Personal information
- Born: March 18, 1985 (age 40) Edmonton, Alberta
- Height: 1.80 m (5 ft 11 in)
- Weight: 80 kg (180 lb)

Sport
- Country: Canada
- Sport: Speed skating

= Jamie Gregg =

Canadian speed skater

Jamie Gregg (born March 18, 1985, in Edmonton, Alberta) is a Canadian long track speed skater.

Gregg was ranked 10th in overall World Cup standings for the 2009–10 season. He competed for Canada at the 2010 Winter Olympics in the 500 m. At the Olympics, Gregg competed in the Richmond Olympic Oval where he finished 8th in the 500 m as the top North American skater, one spot ahead of Jeremy Wotherspoon.
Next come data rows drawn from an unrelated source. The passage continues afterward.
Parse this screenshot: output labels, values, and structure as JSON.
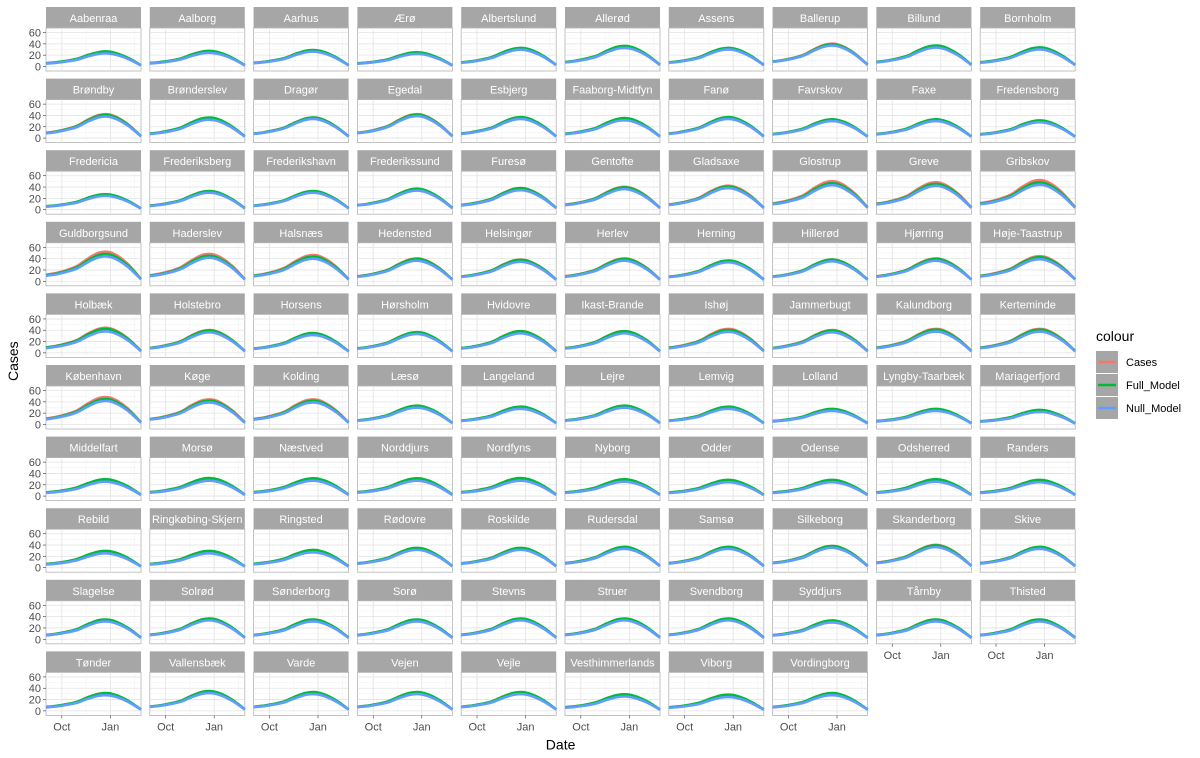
{
  "chart_data": {
    "type": "line",
    "facet_wrap": {
      "ncol": 10
    },
    "xlabel": "Date",
    "ylabel": "Cases",
    "x_ticks": [
      "Oct",
      "Jan"
    ],
    "x_range": [
      "2020-09-01",
      "2021-02-28"
    ],
    "x_tick_dates": [
      "2020-10-01",
      "2021-01-01"
    ],
    "ylim": [
      -8,
      68
    ],
    "y_ticks": [
      0,
      20,
      40,
      60
    ],
    "grid": true,
    "legend": {
      "title": "colour",
      "position": "right",
      "entries": [
        {
          "name": "Cases",
          "color": "#F8766D"
        },
        {
          "name": "Full_Model",
          "color": "#00BA38"
        },
        {
          "name": "Null_Model",
          "color": "#619CFF"
        }
      ]
    },
    "curve_x": [
      "2020-09-01",
      "2020-09-20",
      "2020-10-10",
      "2020-10-30",
      "2020-11-20",
      "2020-12-10",
      "2020-12-28",
      "2021-01-15",
      "2021-02-05",
      "2021-02-28"
    ],
    "shape": {
      "start": 0.22,
      "values": [
        0.22,
        0.28,
        0.38,
        0.52,
        0.78,
        0.97,
        1.0,
        0.86,
        0.55,
        0.08
      ]
    },
    "facets": [
      {
        "name": "Aabenraa",
        "peak": 25,
        "full": 1.05,
        "null": 0.92
      },
      {
        "name": "Aalborg",
        "peak": 26,
        "full": 1.05,
        "null": 0.92
      },
      {
        "name": "Aarhus",
        "peak": 28,
        "full": 1.03,
        "null": 0.93
      },
      {
        "name": "Ærø",
        "peak": 24,
        "full": 1.04,
        "null": 0.92
      },
      {
        "name": "Albertslund",
        "peak": 32,
        "full": 1.02,
        "null": 0.92
      },
      {
        "name": "Allerød",
        "peak": 35,
        "full": 1.03,
        "null": 0.93
      },
      {
        "name": "Assens",
        "peak": 32,
        "full": 1.02,
        "null": 0.93
      },
      {
        "name": "Ballerup",
        "peak": 40,
        "full": 0.97,
        "null": 0.92
      },
      {
        "name": "Billund",
        "peak": 36,
        "full": 1.02,
        "null": 0.92
      },
      {
        "name": "Bornholm",
        "peak": 32,
        "full": 1.04,
        "null": 0.93
      },
      {
        "name": "Brøndby",
        "peak": 42,
        "full": 0.97,
        "null": 0.9
      },
      {
        "name": "Brønderslev",
        "peak": 35,
        "full": 1.03,
        "null": 0.92
      },
      {
        "name": "Dragør",
        "peak": 36,
        "full": 1.0,
        "null": 0.93
      },
      {
        "name": "Egedal",
        "peak": 42,
        "full": 0.98,
        "null": 0.92
      },
      {
        "name": "Esbjerg",
        "peak": 36,
        "full": 1.02,
        "null": 0.93
      },
      {
        "name": "Faaborg-Midtfyn",
        "peak": 34,
        "full": 1.03,
        "null": 0.92
      },
      {
        "name": "Fanø",
        "peak": 36,
        "full": 1.02,
        "null": 0.93
      },
      {
        "name": "Favrskov",
        "peak": 32,
        "full": 1.03,
        "null": 0.93
      },
      {
        "name": "Faxe",
        "peak": 32,
        "full": 1.03,
        "null": 0.93
      },
      {
        "name": "Fredensborg",
        "peak": 30,
        "full": 1.03,
        "null": 0.93
      },
      {
        "name": "Fredericia",
        "peak": 26,
        "full": 1.04,
        "null": 0.93
      },
      {
        "name": "Frederiksberg",
        "peak": 32,
        "full": 1.02,
        "null": 0.93
      },
      {
        "name": "Frederikshavn",
        "peak": 32,
        "full": 1.02,
        "null": 0.93
      },
      {
        "name": "Frederikssund",
        "peak": 36,
        "full": 1.02,
        "null": 0.93
      },
      {
        "name": "Furesø",
        "peak": 38,
        "full": 0.99,
        "null": 0.9
      },
      {
        "name": "Gentofte",
        "peak": 40,
        "full": 0.98,
        "null": 0.9
      },
      {
        "name": "Gladsaxe",
        "peak": 42,
        "full": 0.96,
        "null": 0.9
      },
      {
        "name": "Glostrup",
        "peak": 50,
        "full": 0.93,
        "null": 0.86
      },
      {
        "name": "Greve",
        "peak": 48,
        "full": 0.94,
        "null": 0.87
      },
      {
        "name": "Gribskov",
        "peak": 52,
        "full": 0.92,
        "null": 0.84
      },
      {
        "name": "Guldborgsund",
        "peak": 52,
        "full": 0.92,
        "null": 0.84
      },
      {
        "name": "Haderslev",
        "peak": 48,
        "full": 0.93,
        "null": 0.86
      },
      {
        "name": "Halsnæs",
        "peak": 46,
        "full": 0.94,
        "null": 0.86
      },
      {
        "name": "Hedensted",
        "peak": 40,
        "full": 0.98,
        "null": 0.9
      },
      {
        "name": "Helsingør",
        "peak": 38,
        "full": 0.99,
        "null": 0.9
      },
      {
        "name": "Herlev",
        "peak": 40,
        "full": 0.98,
        "null": 0.9
      },
      {
        "name": "Herning",
        "peak": 36,
        "full": 1.01,
        "null": 0.92
      },
      {
        "name": "Hillerød",
        "peak": 38,
        "full": 1.0,
        "null": 0.92
      },
      {
        "name": "Hjørring",
        "peak": 40,
        "full": 0.98,
        "null": 0.9
      },
      {
        "name": "Høje-Taastrup",
        "peak": 44,
        "full": 0.96,
        "null": 0.88
      },
      {
        "name": "Holbæk",
        "peak": 44,
        "full": 0.96,
        "null": 0.86
      },
      {
        "name": "Holstebro",
        "peak": 40,
        "full": 0.98,
        "null": 0.9
      },
      {
        "name": "Horsens",
        "peak": 34,
        "full": 1.02,
        "null": 0.92
      },
      {
        "name": "Hørsholm",
        "peak": 36,
        "full": 1.01,
        "null": 0.92
      },
      {
        "name": "Hvidovre",
        "peak": 38,
        "full": 1.0,
        "null": 0.9
      },
      {
        "name": "Ikast-Brande",
        "peak": 38,
        "full": 1.0,
        "null": 0.9
      },
      {
        "name": "Ishøj",
        "peak": 42,
        "full": 0.96,
        "null": 0.88
      },
      {
        "name": "Jammerbugt",
        "peak": 40,
        "full": 0.98,
        "null": 0.9
      },
      {
        "name": "Kalundborg",
        "peak": 42,
        "full": 0.97,
        "null": 0.89
      },
      {
        "name": "Kerteminde",
        "peak": 42,
        "full": 0.97,
        "null": 0.89
      },
      {
        "name": "København",
        "peak": 48,
        "full": 0.93,
        "null": 0.86
      },
      {
        "name": "Køge",
        "peak": 44,
        "full": 0.95,
        "null": 0.88
      },
      {
        "name": "Kolding",
        "peak": 44,
        "full": 0.95,
        "null": 0.88
      },
      {
        "name": "Læsø",
        "peak": 32,
        "full": 1.03,
        "null": 0.92
      },
      {
        "name": "Langeland",
        "peak": 30,
        "full": 1.04,
        "null": 0.92
      },
      {
        "name": "Lejre",
        "peak": 32,
        "full": 1.03,
        "null": 0.92
      },
      {
        "name": "Lemvig",
        "peak": 30,
        "full": 1.04,
        "null": 0.92
      },
      {
        "name": "Lolland",
        "peak": 26,
        "full": 1.05,
        "null": 0.92
      },
      {
        "name": "Lyngby-Taarbæk",
        "peak": 26,
        "full": 1.05,
        "null": 0.92
      },
      {
        "name": "Mariagerfjord",
        "peak": 24,
        "full": 1.06,
        "null": 0.92
      },
      {
        "name": "Middelfart",
        "peak": 28,
        "full": 1.05,
        "null": 0.9
      },
      {
        "name": "Morsø",
        "peak": 30,
        "full": 1.05,
        "null": 0.9
      },
      {
        "name": "Næstved",
        "peak": 30,
        "full": 1.04,
        "null": 0.9
      },
      {
        "name": "Norddjurs",
        "peak": 30,
        "full": 1.04,
        "null": 0.9
      },
      {
        "name": "Nordfyns",
        "peak": 30,
        "full": 1.05,
        "null": 0.9
      },
      {
        "name": "Nyborg",
        "peak": 28,
        "full": 1.05,
        "null": 0.9
      },
      {
        "name": "Odder",
        "peak": 27,
        "full": 1.05,
        "null": 0.9
      },
      {
        "name": "Odense",
        "peak": 27,
        "full": 1.05,
        "null": 0.9
      },
      {
        "name": "Odsherred",
        "peak": 28,
        "full": 1.05,
        "null": 0.9
      },
      {
        "name": "Randers",
        "peak": 27,
        "full": 1.05,
        "null": 0.9
      },
      {
        "name": "Rebild",
        "peak": 28,
        "full": 1.05,
        "null": 0.9
      },
      {
        "name": "Ringkøbing-Skjern",
        "peak": 28,
        "full": 1.05,
        "null": 0.9
      },
      {
        "name": "Ringsted",
        "peak": 30,
        "full": 1.04,
        "null": 0.9
      },
      {
        "name": "Rødovre",
        "peak": 34,
        "full": 1.02,
        "null": 0.92
      },
      {
        "name": "Roskilde",
        "peak": 34,
        "full": 1.02,
        "null": 0.92
      },
      {
        "name": "Rudersdal",
        "peak": 36,
        "full": 1.01,
        "null": 0.92
      },
      {
        "name": "Samsø",
        "peak": 36,
        "full": 1.01,
        "null": 0.92
      },
      {
        "name": "Silkeborg",
        "peak": 38,
        "full": 1.0,
        "null": 0.92
      },
      {
        "name": "Skanderborg",
        "peak": 40,
        "full": 0.98,
        "null": 0.9
      },
      {
        "name": "Skive",
        "peak": 36,
        "full": 1.01,
        "null": 0.92
      },
      {
        "name": "Slagelse",
        "peak": 34,
        "full": 1.02,
        "null": 0.92
      },
      {
        "name": "Solrød",
        "peak": 36,
        "full": 1.01,
        "null": 0.92
      },
      {
        "name": "Sønderborg",
        "peak": 34,
        "full": 1.02,
        "null": 0.92
      },
      {
        "name": "Sorø",
        "peak": 34,
        "full": 1.02,
        "null": 0.92
      },
      {
        "name": "Stevns",
        "peak": 36,
        "full": 1.01,
        "null": 0.92
      },
      {
        "name": "Struer",
        "peak": 36,
        "full": 1.01,
        "null": 0.92
      },
      {
        "name": "Svendborg",
        "peak": 36,
        "full": 1.01,
        "null": 0.92
      },
      {
        "name": "Syddjurs",
        "peak": 32,
        "full": 1.03,
        "null": 0.92
      },
      {
        "name": "Tårnby",
        "peak": 34,
        "full": 1.02,
        "null": 0.92
      },
      {
        "name": "Thisted",
        "peak": 34,
        "full": 1.02,
        "null": 0.92
      },
      {
        "name": "Tønder",
        "peak": 30,
        "full": 1.04,
        "null": 0.92
      },
      {
        "name": "Vallensbæk",
        "peak": 34,
        "full": 1.02,
        "null": 0.92
      },
      {
        "name": "Varde",
        "peak": 32,
        "full": 1.03,
        "null": 0.92
      },
      {
        "name": "Vejen",
        "peak": 32,
        "full": 1.03,
        "null": 0.92
      },
      {
        "name": "Vejle",
        "peak": 32,
        "full": 1.03,
        "null": 0.92
      },
      {
        "name": "Vesthimmerlands",
        "peak": 28,
        "full": 1.04,
        "null": 0.9
      },
      {
        "name": "Viborg",
        "peak": 27,
        "full": 1.05,
        "null": 0.9
      },
      {
        "name": "Vordingborg",
        "peak": 30,
        "full": 1.04,
        "null": 0.92
      }
    ]
  }
}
He also competed at the 2014 Winter Olympics in Sochi, Russia.

Gregg's younger sister Jessica Gregg also competed at the 2010 Olympics although she competed in short track speed skating.

==Personal life==
Gregg's father is five times Stanley Cup champion and Canadian former Olympian ice hockey player Randy Gregg. His mother Kathy Vogt participated in long track speed skating for Canada at the 1976 and 1980 Winter Olympics. His sister Sarah Gregg is a former international speed skater and Jessica Gregg is a national team short track speed skater and he is married to Canadian speed skater Danielle Wotherspoon-Gregg. Gregg graduated from medical school at the University of Alberta in 2019.